Flow cytometry analysis of intracellular cytokine staining of Vδ1 + and Vδ2 + T cells in HC or CRC. a Overlay of representative histograms and corresponding bar plots of tested cytokines by flow cytometric analysis in Vδ1 + and Vδ2 + T cells in HC (light cyan) or CRC (light pink) and stimulated (PMA/iono) HC (cyan) or CRC (pink, n = 16 per group). In CRC, Vδ1 + display reduced expression of TRAIL, TNF-α and IFN-γ which is reversible upon stimulation. b Percentage of Ki-67 + Vδ1 + , Vδ2 + and TCRγδ negative T cells in HC (white) compared to CRC (gray; n = 8 per group). Increased expression of Ki-67 in Vδ1 + and TCRγδ negative T cells in CRC indicate in tissue proliferation in contrast to the Ki-67 negative Vδ2 + T cells which potentially influx from the periphery. Overlay of representative histograms of Ki-67 expression in HC (cyan) and CRC (pink). c Increased Ki-67+ expression of Vδ1 + T cells isolated of CRC was mirrored in elevated proliferation (gray) during IL-2 alone or CD3/CD28 stimulation as compared to HC (white; n = 3 per group). d Pairwise comparison of killing assay with Vδ1 + and Vδ2 + T cells with two different CRC lines (HT29 in black, SW480 in blue; n = 14 per group). e Percentage of dead HT29 after exclusion of baseline HT29 cell death in a killing assay with Vδ1 + and Vδ2 + T cells isolated from HC (cyan) and CRC (pink). Two conditions were tested: Vδ1 + and Vδ2 + T cells with (cyan, pink) and without PMA/iono stimulation (light cyan, light pink; n = 5 per group). f CD107a expression of Vδ1 + and Vδ2 + T cells from HC (cyan) and CRC (pink) after killing of HT29 as in (e). g Representative FACS plot of dead HT29 in a killing assay with Vδ1 + T cells with no stimulation and stimulated with PMA/ionomycin. Data points and error bars represent the mean ± SD (a−f); one-way ANOVA with Fisher’s LSD (a−f); Ctrl; Control; p values are shown on the graphs.

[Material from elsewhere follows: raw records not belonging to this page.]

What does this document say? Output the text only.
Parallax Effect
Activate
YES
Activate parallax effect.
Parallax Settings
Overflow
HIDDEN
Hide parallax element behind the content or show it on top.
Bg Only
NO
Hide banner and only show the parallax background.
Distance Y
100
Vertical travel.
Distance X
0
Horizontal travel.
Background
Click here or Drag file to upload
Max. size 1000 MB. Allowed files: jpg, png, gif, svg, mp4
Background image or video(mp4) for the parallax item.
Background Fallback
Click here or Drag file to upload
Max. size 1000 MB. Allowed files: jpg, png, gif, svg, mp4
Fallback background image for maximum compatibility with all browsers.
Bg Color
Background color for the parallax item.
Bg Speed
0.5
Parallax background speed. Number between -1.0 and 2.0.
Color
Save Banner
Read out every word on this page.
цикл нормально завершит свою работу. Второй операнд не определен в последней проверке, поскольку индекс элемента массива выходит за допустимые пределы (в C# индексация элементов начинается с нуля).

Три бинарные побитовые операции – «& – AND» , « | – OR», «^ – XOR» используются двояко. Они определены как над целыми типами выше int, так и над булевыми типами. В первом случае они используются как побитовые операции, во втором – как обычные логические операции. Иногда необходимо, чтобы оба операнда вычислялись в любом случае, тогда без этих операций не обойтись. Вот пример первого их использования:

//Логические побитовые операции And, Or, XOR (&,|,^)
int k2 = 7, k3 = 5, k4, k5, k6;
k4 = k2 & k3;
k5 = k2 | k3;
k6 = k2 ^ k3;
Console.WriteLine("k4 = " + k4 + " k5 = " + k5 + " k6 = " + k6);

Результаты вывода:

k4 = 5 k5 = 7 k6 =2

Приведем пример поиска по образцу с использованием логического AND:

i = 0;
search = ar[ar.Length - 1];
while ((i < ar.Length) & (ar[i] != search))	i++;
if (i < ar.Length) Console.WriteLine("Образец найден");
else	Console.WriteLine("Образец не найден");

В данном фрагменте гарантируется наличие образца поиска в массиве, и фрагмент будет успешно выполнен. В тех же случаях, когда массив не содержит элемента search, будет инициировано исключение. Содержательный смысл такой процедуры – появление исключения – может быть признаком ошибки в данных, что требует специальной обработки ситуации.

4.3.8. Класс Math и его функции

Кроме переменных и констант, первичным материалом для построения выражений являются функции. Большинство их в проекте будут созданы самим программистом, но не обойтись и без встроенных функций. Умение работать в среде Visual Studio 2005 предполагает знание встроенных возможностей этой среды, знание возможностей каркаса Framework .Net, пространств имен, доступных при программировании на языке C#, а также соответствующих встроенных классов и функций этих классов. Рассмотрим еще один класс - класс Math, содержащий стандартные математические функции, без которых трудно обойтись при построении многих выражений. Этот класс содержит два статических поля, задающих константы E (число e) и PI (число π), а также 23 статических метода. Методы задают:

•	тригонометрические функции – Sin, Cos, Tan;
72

Fig. 5. Impaired killing capacity by Vδ1 + T cells can be reinstated after TIGIT blockade.

a Number of predicted overall interactions of depicted cell clusters in HC and CRC using CellChat. b UMAP of CD45+ and CD45– cells of HC and CRC displayed according to the similarity of their transcriptome. Fibroblasts clusters are highlighted. c Significant receptor-ligand interactions of fibroblasts cell clusters to γδ T cells as predicted by CellChat in HC and CRC. d Marker gene expression of fibroblast clusters. e Co-expression analysis of differentially overexpressed genes of each fibroblast cluster in CRC. f Gating strategy of fibroblast isolation for experiment as performed in (g). g Viable Vδ1 + T cells and fibroblasts were isolated from HC and CRC, fibroblasts were seeded, with or without antibody-blocking of TIGIT, Vδ1 + T cells were added and killing assay with HT29 was performed. h Percentage of dead HT29 after exclusion of baseline HT29 cell death in a killing assay as stated in (g); n = 8 per group. i TRDV1 expression of patients with disease stages I, II, III, IV in the MSS CRC cohort of the TCGA-COAD (n = 29 for I, n = 64 for II, n = 77 for III, n = 38 for IV). j Correlation between COL1A2, IL6 with TRDV1, TIGIT expressing cells in the MSS cohort of the TCGA-COAD. Data points and error bars represent the mean ± SD (h), Violin plots display median, quartiles ±SD (i); Wilcoxon Rank Sum test (c). one-way ANOVA with Fisher’s LSD (h), two-tailed paired t-test (i), Pearson Correlation (j). p values are shown on the graphs.